By morning, I had already decided that I'd take a week off from my job and tend him as a nurse.  The question arose: which week?  I was certain that the two Peters, Bob Rosenthal, Andy, and hordes of other poets would no doubt be there to nurse him or chase the same thought I had.  We had all awakened with his "Howl" and grew with his encouragement, and he'd challenged us to expand our horizons even as he found editors who would publish our poems and make our own careers seem like more than the vain hopes of dreamers.  I thought of my own passages with him:  singing Campion and Dowland songs at 3 a.m. in a Boulder apartment; sitting at an oatmeal-and-seaweed breakfast with Carl Rakosi as Allen castigated a guilt-ridden caller, insisting that he quit blaming his religion for his neurotic wish to cut his balls off; racing across the Brooklyn Bridge in a madhouse taxi or cruising uptown to a reading at the 67th Street Y, always agog with the wild traffic and excited that these were indeed fruits of the excited imagination to be shared with other poets who'd all grown under his tutelage, all of us on a roll.  Then, too, there were the quiet moments shared in Ann Arbor or at Yankee Springs in his later years, sitting together silently after his great labors of reciting "Howl" or "Kaddish" to a packed Hill Auditorium or musing together as Gelek spun his tale of enlightenment in the wooded lake sunset. 

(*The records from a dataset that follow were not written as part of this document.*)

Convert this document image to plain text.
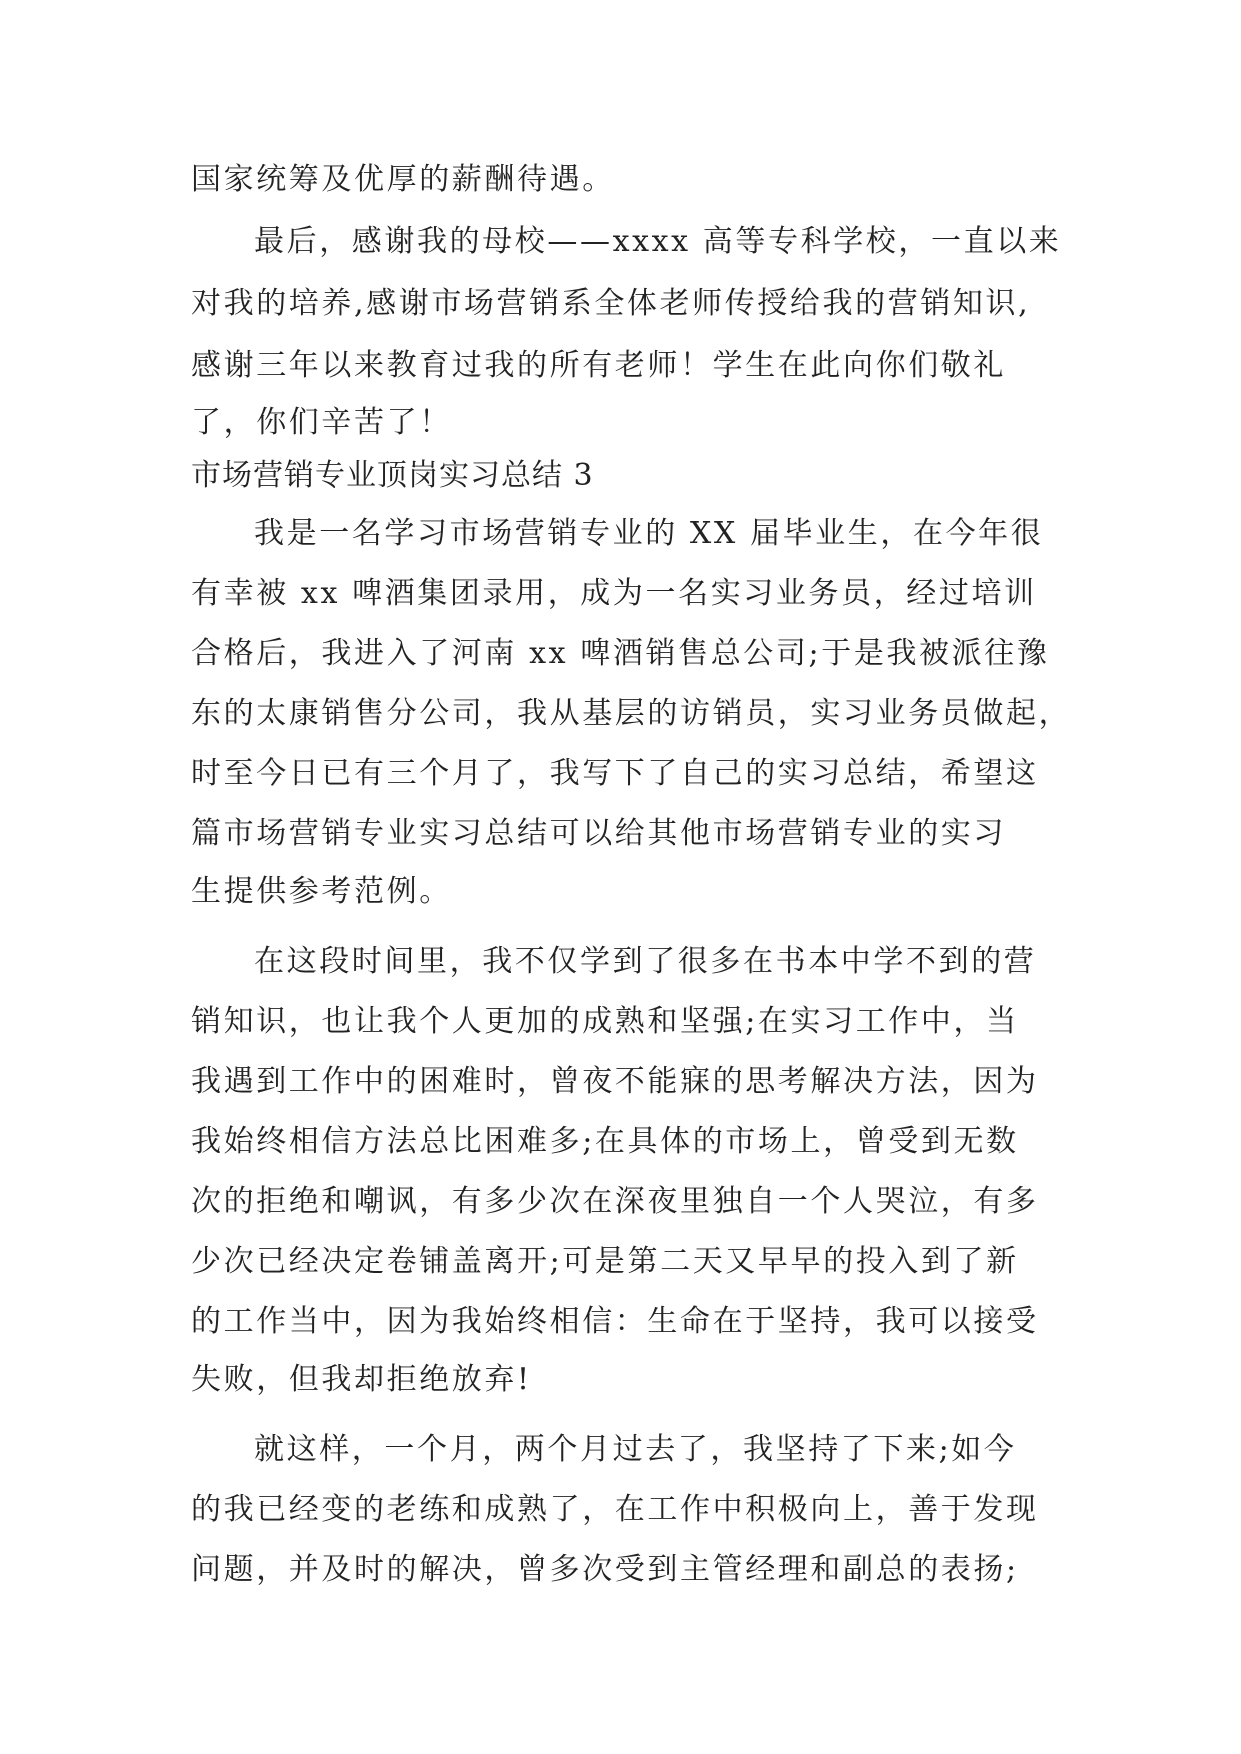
国家统筹及优厚的薪酬待遇。
最后，感谢我的母校——xxxx 高等专科学校，一直以来
对我的培养,感谢市场营销系全体老师传授给我的营销知识,
感谢三年以来教育过我的所有老师！学生在此向你们敬礼
了，你们辛苦了！
市场营销专业顶岗实习总结 3
我是一名学习市场营销专业的 XX 届毕业生，在今年很
有幸被 xx 啤酒集团录用，成为一名实习业务员，经过培训
合格后，我进入了河南 xx 啤酒销售总公司;于是我被派往豫
东的太康销售分公司，我从基层的访销员，实习业务员做起，
时至今日已有三个月了，我写下了自己的实习总结，希望这
篇市场营销专业实习总结可以给其他市场营销专业的实习
生提供参考范例。
在这段时间里，我不仅学到了很多在书本中学不到的营
销知识，也让我个人更加的成熟和坚强;在实习工作中，当
我遇到工作中的困难时，曾夜不能寐的思考解决方法，因为
我始终相信方法总比困难多;在具体的市场上，曾受到无数
次的拒绝和嘲讽，有多少次在深夜里独自一个人哭泣，有多
少次已经决定卷铺盖离开;可是第二天又早早的投入到了新
的工作当中，因为我始终相信：生命在于坚持，我可以接受
失败，但我却拒绝放弃!
就这样，一个月，两个月过去了，我坚持了下来;如今
的我已经变的老练和成熟了，在工作中积极向上，善于发现
问题，并及时的解决，曾多次受到主管经理和副总的表扬;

I would, I decided, ask for a week that was not already taken, and plan accordingly:  perhaps I could be among those who could be by his side as he made his way on his last journey.  The phone rang:  Bill Morgan, his faithful bibliographer, asked if I was sitting down—and I knew then what had happened.  Would I be willing to serve as a contact person for the press when they began calling?  I thought to myself, this is a strange way to cool Allen's brow or recite old Reznikoff in his ear, but of course it was what the moment demanded.  I would spend my day fielding calls, at the same time musing back to the first days when his poetry had awakened me from teenage rages to an awareness that might not have come so clearly and so quickly.  How many roads I had traveled to meet him, and having met him and traveled with him, how many more roads I had gone down as I grew at last to be one who could speak for him when his day was done. 



Note:  "Allen in Memory" appeared in the Paterson Literary Review 35.  Ed Maria Mazziotti Gillan. (summer, 2006).